Updated

A Cairo court has ordered the release of the brother of al-Qaida's top leader after he spent over two years in prison without trial over accusations of leading a terrorist group, an Egyptian lawyer said Tuesday.

Attorney Khaled al-Masri told The Associated Pres that Mohammed Al-Zawahri is to be placed under house arrest. Al-Zawahri is the brother of Egyptian-born al-Qaida leader Ayman al-Zawahri, who succeeded Osama bin Laden as the chief of the global terror network.

Mohammed al-Zawahri was arrested in August 2013, days after security forces stormed a sit-in in Cairo by supporters of ousted Islamist President Mohammed Morsi, killing hundreds. He led a jihadi Salafi group and was a close ally of Morsi.

Although he was subsequently acquitted in one terrorism-related case, he remained in detention for a second case in which he was never formally charged but was accused of forming a terrorist organization.

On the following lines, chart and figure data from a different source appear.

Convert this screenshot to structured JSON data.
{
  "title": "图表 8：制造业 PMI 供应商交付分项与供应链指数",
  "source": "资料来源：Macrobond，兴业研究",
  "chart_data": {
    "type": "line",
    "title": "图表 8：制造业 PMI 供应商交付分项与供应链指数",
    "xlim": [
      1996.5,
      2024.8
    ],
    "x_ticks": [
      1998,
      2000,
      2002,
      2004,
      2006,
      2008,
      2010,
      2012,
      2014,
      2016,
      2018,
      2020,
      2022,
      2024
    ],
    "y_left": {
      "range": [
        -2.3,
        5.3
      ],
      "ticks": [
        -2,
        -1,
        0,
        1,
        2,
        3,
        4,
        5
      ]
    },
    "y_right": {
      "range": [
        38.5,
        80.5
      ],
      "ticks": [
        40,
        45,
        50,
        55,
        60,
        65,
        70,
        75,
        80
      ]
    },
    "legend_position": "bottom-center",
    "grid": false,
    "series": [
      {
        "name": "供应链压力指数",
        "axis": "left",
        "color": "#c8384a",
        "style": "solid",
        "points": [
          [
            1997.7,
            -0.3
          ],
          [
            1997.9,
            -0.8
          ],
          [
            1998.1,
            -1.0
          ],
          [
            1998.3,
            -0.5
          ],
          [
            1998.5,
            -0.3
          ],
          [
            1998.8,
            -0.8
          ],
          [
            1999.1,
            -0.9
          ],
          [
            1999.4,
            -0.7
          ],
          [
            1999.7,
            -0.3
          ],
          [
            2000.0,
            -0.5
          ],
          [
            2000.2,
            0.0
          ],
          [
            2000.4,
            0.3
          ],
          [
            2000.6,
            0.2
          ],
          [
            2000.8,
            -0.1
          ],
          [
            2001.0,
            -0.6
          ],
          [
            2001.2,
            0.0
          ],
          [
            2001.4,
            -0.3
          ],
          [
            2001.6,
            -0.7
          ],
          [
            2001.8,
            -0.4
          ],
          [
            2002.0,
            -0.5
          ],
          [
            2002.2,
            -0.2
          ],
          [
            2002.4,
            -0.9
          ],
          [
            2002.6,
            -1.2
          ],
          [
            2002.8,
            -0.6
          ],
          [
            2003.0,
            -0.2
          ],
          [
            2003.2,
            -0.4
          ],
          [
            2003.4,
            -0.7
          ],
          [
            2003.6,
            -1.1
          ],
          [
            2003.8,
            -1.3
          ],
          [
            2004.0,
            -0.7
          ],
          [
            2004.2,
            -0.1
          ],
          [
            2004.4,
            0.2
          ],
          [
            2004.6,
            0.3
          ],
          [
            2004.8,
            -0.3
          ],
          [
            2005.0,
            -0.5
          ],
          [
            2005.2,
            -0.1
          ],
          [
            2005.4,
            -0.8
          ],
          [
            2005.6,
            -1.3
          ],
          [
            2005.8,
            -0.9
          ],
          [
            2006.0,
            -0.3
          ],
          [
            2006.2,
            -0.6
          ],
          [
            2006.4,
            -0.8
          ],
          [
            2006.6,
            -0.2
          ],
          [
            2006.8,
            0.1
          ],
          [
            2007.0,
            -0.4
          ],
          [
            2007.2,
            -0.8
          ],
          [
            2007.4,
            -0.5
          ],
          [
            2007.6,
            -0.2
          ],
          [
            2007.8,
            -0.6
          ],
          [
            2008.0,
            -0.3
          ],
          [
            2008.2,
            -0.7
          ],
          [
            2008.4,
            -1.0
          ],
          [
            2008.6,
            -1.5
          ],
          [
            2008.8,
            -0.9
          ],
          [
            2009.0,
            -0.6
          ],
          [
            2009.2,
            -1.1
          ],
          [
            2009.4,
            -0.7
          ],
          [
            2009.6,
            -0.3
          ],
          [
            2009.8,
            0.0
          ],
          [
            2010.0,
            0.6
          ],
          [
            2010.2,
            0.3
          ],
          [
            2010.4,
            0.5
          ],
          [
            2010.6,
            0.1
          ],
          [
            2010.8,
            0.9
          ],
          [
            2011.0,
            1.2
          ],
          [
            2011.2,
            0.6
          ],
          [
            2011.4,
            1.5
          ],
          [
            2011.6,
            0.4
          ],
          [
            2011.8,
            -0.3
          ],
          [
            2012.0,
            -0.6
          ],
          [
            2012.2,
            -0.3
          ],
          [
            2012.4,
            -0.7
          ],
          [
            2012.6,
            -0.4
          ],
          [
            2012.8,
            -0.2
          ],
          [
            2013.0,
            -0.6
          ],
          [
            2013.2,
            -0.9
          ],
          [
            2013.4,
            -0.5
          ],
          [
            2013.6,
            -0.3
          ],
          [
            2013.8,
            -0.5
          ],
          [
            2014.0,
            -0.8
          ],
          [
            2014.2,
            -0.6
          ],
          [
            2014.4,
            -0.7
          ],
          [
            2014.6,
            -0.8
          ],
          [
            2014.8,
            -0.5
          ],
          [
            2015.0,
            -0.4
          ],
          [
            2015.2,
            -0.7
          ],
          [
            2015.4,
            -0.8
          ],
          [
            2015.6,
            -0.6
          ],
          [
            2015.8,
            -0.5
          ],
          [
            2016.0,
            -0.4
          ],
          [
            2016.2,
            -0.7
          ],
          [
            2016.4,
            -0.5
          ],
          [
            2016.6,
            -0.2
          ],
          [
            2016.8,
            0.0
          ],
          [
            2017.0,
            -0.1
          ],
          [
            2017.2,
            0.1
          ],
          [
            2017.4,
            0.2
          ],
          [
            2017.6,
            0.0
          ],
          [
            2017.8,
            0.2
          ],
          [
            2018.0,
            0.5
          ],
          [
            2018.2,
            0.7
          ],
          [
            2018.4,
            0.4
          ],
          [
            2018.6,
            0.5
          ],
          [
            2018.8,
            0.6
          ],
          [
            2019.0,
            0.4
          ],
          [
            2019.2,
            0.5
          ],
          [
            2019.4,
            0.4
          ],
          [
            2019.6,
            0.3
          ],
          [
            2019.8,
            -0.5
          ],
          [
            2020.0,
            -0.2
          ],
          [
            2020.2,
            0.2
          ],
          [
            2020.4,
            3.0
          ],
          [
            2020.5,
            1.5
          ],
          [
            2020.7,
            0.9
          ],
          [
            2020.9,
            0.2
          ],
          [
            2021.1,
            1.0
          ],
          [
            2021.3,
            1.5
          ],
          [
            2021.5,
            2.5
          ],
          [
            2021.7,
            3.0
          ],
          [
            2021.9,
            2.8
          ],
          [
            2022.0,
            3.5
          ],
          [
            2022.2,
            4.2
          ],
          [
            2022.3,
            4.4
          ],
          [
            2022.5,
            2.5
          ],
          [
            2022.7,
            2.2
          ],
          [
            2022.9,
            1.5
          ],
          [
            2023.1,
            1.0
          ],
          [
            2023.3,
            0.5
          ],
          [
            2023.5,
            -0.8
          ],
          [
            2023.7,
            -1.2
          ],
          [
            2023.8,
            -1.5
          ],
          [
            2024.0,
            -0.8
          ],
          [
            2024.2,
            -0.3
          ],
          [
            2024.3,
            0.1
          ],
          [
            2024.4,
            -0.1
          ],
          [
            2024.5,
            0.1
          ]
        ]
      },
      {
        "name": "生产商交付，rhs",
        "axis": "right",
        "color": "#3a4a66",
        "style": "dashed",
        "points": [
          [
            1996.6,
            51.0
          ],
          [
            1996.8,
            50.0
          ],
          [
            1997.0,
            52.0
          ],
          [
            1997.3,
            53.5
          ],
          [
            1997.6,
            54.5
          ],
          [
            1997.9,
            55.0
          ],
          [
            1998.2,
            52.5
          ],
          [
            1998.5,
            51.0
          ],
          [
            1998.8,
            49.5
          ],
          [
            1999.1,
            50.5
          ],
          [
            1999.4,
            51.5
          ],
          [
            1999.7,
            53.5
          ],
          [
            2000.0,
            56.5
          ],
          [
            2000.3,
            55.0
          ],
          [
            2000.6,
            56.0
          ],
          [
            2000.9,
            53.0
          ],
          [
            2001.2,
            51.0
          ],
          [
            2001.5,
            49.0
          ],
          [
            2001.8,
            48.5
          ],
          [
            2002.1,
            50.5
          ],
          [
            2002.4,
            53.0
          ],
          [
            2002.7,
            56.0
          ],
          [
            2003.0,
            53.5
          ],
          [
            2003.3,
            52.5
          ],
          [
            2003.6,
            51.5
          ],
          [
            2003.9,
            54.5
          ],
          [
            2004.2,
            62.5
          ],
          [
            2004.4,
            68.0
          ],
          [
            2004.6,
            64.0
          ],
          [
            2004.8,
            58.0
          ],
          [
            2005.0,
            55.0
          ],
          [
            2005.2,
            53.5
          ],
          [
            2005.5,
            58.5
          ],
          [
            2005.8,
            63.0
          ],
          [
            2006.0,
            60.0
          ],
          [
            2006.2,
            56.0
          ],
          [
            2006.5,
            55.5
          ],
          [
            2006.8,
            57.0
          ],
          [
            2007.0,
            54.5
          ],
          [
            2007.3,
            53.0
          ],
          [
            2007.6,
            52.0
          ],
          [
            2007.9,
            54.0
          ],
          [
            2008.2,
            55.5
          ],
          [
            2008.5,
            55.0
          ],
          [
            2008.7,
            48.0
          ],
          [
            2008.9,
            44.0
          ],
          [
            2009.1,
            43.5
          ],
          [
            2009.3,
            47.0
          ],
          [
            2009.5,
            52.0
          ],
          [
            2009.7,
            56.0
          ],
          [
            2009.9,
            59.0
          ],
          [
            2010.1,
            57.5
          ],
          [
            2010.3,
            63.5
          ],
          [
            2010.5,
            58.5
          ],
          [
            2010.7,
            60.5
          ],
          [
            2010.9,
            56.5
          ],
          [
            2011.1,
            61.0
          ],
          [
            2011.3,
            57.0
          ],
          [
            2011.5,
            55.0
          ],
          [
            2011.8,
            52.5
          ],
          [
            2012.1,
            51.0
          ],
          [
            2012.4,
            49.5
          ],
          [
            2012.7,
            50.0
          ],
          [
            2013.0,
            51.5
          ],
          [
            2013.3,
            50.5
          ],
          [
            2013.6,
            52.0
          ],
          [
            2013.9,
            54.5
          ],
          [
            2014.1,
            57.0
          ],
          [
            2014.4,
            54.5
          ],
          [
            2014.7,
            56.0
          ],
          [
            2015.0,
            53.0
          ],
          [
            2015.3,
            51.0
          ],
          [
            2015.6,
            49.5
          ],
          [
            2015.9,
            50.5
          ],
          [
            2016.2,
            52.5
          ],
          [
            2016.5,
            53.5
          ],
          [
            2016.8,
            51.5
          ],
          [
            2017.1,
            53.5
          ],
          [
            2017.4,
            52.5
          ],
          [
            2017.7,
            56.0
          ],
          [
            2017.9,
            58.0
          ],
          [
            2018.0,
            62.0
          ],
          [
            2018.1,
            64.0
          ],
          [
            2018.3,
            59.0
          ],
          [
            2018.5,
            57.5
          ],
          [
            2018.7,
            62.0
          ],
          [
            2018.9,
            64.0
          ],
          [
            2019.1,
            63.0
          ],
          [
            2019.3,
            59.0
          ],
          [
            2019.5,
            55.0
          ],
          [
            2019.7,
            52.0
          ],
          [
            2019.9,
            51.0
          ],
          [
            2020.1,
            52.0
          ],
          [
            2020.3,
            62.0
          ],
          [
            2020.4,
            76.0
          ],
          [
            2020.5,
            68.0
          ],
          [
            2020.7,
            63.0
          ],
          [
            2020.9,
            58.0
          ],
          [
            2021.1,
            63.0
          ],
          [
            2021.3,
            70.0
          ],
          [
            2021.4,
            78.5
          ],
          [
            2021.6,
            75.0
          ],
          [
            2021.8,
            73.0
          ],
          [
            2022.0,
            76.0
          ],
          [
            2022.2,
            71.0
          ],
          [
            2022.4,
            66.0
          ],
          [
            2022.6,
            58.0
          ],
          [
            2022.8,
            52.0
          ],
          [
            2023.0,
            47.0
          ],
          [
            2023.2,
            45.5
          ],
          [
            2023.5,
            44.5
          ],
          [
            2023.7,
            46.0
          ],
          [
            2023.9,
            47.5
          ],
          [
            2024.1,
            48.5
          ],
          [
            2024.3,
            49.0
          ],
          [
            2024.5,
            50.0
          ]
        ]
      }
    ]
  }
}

In a separate development, authorities at Cairo's international airport banned investigative journalist and human rights advocate Hossam Bahgat from leaving the country Tuesday. The measure was ordered by the public prosecutor, Bahgat said on his official Facebook page, but added that he was not given more details.

The Egyptian military had detained Bahgat for two days in November under accusations of spreading "false news."

At the time, he had said he was questioned about an article he wrote the previous month in which described the August 2015 conviction of a group of military officers on charges of conspiring with the banned Muslim Brotherhood to plot a coup against President Abdel-Fattah el-Sissi.

His detention stirred a wave of condemnation, including by U.N. chief Ban Ki-moon.

In 2002, years before becoming a journalist, Bahgat founded the Egyptian Initiative for Personal Rights, which became one of the country's most prominent rights groups.